Algorithm for ordered set of partitions

Every complete parenthesization (one in which each parenthesis pair contains just two elements) can be considered a tree structure, where each parenthesis pair is a node and the two elements it contains is its children. For example (a((bc)d)), is:

  ()
 /  \
a   ()
   /  \
  ()   d
 /  \
b    c

So the question is: given the input sequence, how many such trees can be constructed? This can be answered by trying out all possible "split points" for the root node (between a and bcd, between ab and cd, and between abc and d), and recursively trying out split points for the child sequences.

Note that this is closely related to matrix-chain multiplication.

This problem is interesting and I am looking forward to other's solution with some known promising algorithm to solve this problem...Meanwhile I will just give my thoughts.

I do not know what data structure your ordered set is but I have a simple thought if I did not understand your question wrongly:

Maybe we can just use a simple recurssive with the recursive formula as follow

Split(ordered set A){
    if(len(A) == 1) print(A[0])
    string group = "";
    for(int i in [1, len(A)]){
        group = group+" "+A[i];
        A remove A[i];
        print(group + "," + Split(A));    
    }
}

Basically it is looping the set, from first element to last element, at each iteration, take the first i element as first partition, then remove these i elements, call same function again (recursion) (Depends on your data structure, you may not need physically removed but only pass a segment of the set A, anyway it's the concept)

The performance is slow this way but I think it maybe acceptable considering you have to get all combinations.

You may speed this up with some twist: Indeed we only need to know the size of the set to get the partitions, for the first 4 elements, or middle 4 consecutive elements, or 4 consecutive elements anywhere in the set, they all can be partitioned with the same way.
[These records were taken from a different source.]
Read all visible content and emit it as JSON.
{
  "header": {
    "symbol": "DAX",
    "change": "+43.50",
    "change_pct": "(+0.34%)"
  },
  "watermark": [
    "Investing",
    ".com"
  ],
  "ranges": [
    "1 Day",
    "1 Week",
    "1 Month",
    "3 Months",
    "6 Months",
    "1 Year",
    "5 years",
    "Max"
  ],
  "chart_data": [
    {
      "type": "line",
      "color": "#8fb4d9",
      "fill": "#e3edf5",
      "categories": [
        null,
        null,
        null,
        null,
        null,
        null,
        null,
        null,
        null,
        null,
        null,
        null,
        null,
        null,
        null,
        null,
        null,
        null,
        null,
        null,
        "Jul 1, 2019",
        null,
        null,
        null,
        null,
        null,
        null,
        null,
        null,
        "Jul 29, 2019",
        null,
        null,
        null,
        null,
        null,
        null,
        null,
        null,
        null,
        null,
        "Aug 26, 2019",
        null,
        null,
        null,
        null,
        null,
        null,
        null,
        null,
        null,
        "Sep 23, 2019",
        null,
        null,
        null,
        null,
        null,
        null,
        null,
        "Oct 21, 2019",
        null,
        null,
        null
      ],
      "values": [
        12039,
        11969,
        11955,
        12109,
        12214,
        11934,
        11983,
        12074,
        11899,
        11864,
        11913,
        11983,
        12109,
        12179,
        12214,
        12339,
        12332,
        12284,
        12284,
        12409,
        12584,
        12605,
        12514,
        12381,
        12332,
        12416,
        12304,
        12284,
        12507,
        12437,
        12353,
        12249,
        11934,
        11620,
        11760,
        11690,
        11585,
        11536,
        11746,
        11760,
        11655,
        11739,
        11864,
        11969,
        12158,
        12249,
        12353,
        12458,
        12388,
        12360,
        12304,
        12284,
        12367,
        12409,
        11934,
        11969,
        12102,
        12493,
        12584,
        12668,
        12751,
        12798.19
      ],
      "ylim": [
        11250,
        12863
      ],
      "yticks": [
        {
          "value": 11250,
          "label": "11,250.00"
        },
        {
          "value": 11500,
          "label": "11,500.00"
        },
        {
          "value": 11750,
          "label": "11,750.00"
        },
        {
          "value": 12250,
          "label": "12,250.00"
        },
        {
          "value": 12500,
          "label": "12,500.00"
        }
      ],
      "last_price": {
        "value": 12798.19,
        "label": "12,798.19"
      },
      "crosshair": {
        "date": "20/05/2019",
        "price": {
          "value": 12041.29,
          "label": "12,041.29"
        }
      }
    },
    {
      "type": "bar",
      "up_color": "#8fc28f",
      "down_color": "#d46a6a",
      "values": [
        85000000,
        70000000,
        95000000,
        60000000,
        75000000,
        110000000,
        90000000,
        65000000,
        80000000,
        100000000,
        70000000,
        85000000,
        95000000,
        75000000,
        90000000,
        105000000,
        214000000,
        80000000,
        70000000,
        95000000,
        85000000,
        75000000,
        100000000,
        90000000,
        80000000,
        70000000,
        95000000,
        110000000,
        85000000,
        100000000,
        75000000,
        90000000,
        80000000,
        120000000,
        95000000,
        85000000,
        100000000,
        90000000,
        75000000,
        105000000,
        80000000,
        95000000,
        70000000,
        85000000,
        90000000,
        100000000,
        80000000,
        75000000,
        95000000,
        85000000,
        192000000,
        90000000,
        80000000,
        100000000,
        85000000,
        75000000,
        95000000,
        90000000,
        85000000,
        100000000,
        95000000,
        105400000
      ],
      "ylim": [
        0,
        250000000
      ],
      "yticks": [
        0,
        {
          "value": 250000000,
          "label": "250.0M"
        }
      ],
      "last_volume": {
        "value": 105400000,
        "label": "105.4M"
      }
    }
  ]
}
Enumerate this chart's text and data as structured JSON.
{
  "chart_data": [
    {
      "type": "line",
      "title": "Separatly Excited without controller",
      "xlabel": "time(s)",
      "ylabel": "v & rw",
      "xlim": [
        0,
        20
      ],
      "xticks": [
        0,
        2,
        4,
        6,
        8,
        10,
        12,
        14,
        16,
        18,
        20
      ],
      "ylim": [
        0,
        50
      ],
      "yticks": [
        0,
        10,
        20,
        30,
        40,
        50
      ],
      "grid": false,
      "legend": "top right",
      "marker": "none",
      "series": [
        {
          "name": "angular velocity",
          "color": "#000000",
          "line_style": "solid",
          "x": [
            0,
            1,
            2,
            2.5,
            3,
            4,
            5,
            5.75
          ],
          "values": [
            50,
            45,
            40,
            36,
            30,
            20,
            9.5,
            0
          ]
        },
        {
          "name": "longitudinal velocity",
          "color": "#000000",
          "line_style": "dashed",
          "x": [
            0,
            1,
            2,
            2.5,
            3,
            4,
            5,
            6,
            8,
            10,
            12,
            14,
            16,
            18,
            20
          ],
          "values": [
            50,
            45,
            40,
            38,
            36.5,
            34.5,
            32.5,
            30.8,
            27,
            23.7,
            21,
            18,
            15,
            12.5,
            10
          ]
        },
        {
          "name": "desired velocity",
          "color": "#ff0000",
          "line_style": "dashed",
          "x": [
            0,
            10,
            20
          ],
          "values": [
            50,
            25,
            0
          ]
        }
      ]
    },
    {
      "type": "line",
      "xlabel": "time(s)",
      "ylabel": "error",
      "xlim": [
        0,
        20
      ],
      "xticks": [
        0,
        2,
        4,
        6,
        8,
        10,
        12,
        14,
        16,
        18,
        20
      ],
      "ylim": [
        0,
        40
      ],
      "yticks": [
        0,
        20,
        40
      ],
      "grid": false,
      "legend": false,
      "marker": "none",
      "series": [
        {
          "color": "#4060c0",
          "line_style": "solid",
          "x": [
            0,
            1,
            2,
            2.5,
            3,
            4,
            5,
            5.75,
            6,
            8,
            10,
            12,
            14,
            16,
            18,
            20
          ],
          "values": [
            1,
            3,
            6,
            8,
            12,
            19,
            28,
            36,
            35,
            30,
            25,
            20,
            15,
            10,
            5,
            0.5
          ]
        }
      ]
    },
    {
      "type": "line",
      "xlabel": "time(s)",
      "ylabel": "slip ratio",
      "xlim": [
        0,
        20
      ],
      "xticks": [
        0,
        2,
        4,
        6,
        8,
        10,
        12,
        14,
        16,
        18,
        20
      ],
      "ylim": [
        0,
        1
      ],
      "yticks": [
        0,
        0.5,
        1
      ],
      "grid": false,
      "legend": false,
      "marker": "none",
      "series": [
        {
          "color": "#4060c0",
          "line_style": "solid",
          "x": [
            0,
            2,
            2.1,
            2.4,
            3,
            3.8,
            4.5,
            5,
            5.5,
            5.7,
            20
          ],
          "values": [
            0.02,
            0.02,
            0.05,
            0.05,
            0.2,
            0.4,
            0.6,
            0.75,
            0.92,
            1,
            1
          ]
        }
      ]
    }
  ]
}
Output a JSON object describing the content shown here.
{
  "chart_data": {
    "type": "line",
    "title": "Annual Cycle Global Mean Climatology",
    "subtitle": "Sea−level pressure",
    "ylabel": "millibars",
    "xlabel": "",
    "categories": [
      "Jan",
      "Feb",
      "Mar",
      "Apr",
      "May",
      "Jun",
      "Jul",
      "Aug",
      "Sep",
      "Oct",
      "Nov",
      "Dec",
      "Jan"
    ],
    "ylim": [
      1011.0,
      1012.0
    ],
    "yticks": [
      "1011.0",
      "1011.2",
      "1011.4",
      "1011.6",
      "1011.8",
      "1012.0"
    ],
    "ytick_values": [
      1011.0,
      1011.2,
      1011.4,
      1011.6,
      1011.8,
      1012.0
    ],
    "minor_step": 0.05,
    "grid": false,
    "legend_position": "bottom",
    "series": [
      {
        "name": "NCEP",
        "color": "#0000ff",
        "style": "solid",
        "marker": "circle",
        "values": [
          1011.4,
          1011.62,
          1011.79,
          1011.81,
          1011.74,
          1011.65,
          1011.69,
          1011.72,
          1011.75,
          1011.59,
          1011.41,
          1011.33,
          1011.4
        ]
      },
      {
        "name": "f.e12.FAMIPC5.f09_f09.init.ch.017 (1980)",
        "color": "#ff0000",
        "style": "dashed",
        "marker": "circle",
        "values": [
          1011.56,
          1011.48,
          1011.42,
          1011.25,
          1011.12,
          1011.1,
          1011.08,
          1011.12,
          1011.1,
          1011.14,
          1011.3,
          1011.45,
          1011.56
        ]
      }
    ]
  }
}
So we indeed only need to save all the ways to partition a set with n elements, which can enhanced the above recursion to dynamic programming:

vector<vector<int>> pos[n]; 
// pos[i] is my way to store the "configuration" of the partition for i elements
// for example:  pos[7] may store [[1,3,7], [2,4,7]]
// Means (1..1),(2..3),(4..7) is one way to partition 7 elements
// (1..2),(3..4),(5..7) is another way
// I want to find pos with this dynamic programming method

Split(int size){
    if(pos[size] is not empty){
       return pos[size];
    }
    if(size == 1){
       push [1] into pos;
       return pos;
    }
    vector<vector<int>> ret;
    for(int i in [1..n]){
        vector<vector<int>> subPartitions= Split(n-i);
        for(vector<int> partition in [1..size(subPartitions)]){
             Add i (offset) to all element in partition
             vector<int> newPartition = Merge([i], parition);
             push newPartition to ret;
        }
    }
    return pos[size] = ret;
}

It is a high level conceptual pseudo code, depends on data structure and implementation it may solve your problem with acceptable performance.